The operation has been conducted from the European Cybercrime Centre (EC3) at Europol in The Hague and involved investigators from across the globe.

"The NCA is co-ordinating an international response to a cyber crime threat to businesses and individuals around the world," said Andy Archibald, deputy director of the NCA's National Cyber Crime Unit.

"This phase of activity is intended to have a significant effect on the Shylock infrastructure, and demonstrates how we are using partnerships across sectors and across national boundaries to cut cyber crime affecting the UK," he continued.

"We continue to urge everybody to ensure their operating systems and security software are up to date."

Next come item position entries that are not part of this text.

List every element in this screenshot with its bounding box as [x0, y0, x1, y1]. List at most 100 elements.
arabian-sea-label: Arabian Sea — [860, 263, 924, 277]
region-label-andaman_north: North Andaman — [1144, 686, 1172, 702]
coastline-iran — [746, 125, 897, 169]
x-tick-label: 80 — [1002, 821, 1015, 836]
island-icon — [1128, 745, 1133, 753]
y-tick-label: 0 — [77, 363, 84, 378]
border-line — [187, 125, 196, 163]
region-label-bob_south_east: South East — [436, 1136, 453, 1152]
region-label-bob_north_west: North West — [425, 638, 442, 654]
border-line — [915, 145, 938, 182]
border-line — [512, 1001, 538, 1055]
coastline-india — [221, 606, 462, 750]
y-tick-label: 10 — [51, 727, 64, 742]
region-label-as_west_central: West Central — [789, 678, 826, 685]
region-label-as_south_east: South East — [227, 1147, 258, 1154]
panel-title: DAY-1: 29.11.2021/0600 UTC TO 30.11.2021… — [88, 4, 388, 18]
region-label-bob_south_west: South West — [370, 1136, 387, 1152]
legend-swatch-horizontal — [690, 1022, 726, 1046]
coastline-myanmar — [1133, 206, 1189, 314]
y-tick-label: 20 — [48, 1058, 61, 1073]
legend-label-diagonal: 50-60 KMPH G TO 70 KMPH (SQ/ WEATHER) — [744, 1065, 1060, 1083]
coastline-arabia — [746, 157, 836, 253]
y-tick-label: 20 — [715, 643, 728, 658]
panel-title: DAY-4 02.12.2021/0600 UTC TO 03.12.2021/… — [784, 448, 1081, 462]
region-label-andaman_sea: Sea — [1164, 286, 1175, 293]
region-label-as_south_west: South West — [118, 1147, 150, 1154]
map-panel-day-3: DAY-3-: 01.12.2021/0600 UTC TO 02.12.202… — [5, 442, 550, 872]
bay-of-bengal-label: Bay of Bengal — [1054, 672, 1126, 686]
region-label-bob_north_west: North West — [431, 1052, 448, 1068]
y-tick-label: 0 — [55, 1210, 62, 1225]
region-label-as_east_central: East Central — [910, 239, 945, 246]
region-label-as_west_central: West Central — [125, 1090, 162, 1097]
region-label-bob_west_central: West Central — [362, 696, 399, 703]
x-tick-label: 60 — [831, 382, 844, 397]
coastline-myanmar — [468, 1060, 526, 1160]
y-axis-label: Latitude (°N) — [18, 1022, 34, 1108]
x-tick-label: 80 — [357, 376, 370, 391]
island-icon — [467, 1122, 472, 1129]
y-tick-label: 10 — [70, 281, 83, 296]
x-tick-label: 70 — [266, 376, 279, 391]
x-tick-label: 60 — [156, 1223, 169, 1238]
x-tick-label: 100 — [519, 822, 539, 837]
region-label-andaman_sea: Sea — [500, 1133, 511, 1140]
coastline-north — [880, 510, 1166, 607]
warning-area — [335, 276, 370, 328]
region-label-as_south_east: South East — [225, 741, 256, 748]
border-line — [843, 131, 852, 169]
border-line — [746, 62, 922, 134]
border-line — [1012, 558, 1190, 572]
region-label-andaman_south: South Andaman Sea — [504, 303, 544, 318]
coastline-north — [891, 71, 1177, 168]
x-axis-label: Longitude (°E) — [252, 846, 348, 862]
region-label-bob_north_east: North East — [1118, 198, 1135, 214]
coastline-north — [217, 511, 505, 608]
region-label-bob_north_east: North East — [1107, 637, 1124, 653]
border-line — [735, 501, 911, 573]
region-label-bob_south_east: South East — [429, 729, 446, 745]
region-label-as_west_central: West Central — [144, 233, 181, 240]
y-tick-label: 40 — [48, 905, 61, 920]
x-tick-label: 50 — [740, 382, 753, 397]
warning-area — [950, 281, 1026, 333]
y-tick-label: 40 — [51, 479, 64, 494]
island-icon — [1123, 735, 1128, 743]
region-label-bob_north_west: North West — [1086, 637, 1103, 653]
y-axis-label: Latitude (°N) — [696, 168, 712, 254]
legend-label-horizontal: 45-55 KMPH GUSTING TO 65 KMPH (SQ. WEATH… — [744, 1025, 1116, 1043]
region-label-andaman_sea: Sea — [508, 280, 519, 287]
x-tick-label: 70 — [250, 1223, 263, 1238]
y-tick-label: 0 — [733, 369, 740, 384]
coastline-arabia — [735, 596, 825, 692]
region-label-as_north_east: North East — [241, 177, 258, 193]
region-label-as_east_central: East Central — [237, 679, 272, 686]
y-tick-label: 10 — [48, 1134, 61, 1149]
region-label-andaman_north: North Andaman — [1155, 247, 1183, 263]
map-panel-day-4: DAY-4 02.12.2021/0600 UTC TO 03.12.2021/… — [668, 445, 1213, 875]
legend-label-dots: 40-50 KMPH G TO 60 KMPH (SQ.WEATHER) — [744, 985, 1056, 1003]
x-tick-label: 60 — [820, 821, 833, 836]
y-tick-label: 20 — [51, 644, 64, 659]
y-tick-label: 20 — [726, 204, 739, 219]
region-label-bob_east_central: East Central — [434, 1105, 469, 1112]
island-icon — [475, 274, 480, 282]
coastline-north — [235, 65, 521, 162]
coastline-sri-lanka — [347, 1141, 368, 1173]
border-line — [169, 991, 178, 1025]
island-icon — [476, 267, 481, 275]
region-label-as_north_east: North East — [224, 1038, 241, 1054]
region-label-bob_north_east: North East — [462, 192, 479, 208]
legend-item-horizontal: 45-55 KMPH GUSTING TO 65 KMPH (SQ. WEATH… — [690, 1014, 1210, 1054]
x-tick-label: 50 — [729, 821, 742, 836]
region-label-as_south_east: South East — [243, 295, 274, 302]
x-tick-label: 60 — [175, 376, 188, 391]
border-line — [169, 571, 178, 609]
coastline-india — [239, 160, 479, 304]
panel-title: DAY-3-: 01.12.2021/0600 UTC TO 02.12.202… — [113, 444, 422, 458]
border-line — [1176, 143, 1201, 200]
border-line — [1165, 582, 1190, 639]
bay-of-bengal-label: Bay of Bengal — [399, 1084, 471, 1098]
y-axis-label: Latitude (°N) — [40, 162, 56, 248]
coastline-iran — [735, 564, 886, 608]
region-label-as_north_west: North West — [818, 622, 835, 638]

Troels Oerting, head of the European Cybercrime Centre (EC3) at Europol, stated he was "very happy" with the outcome of the operation against the "sophisticated malware."

"EC3 has provided a unique platform and operational rooms equipped with state-of-the-art technical infrastructure and secure communication means, as well as cyber analysts and cyber experts," he said.

"In this way we have been able to support frontline cyber investigators, co-ordinated by the UK's NCA, and working with the physical presence of the United States' FBI and colleagues from Italy, Turkey and the Netherlands, with virtual links to cyber units in Germany, France and Poland," he added.

Jason Milletary, technical director for malware analysis on the Dell SecureWorks' counter threat unit (CTU) research team, also commented on the operation.

"I believe we're seeing security companies working more to disrupt criminal operations and working with Law Enforcement for adversary attribution as a means of protecting their clients and helping to protect the Internet at large," he said.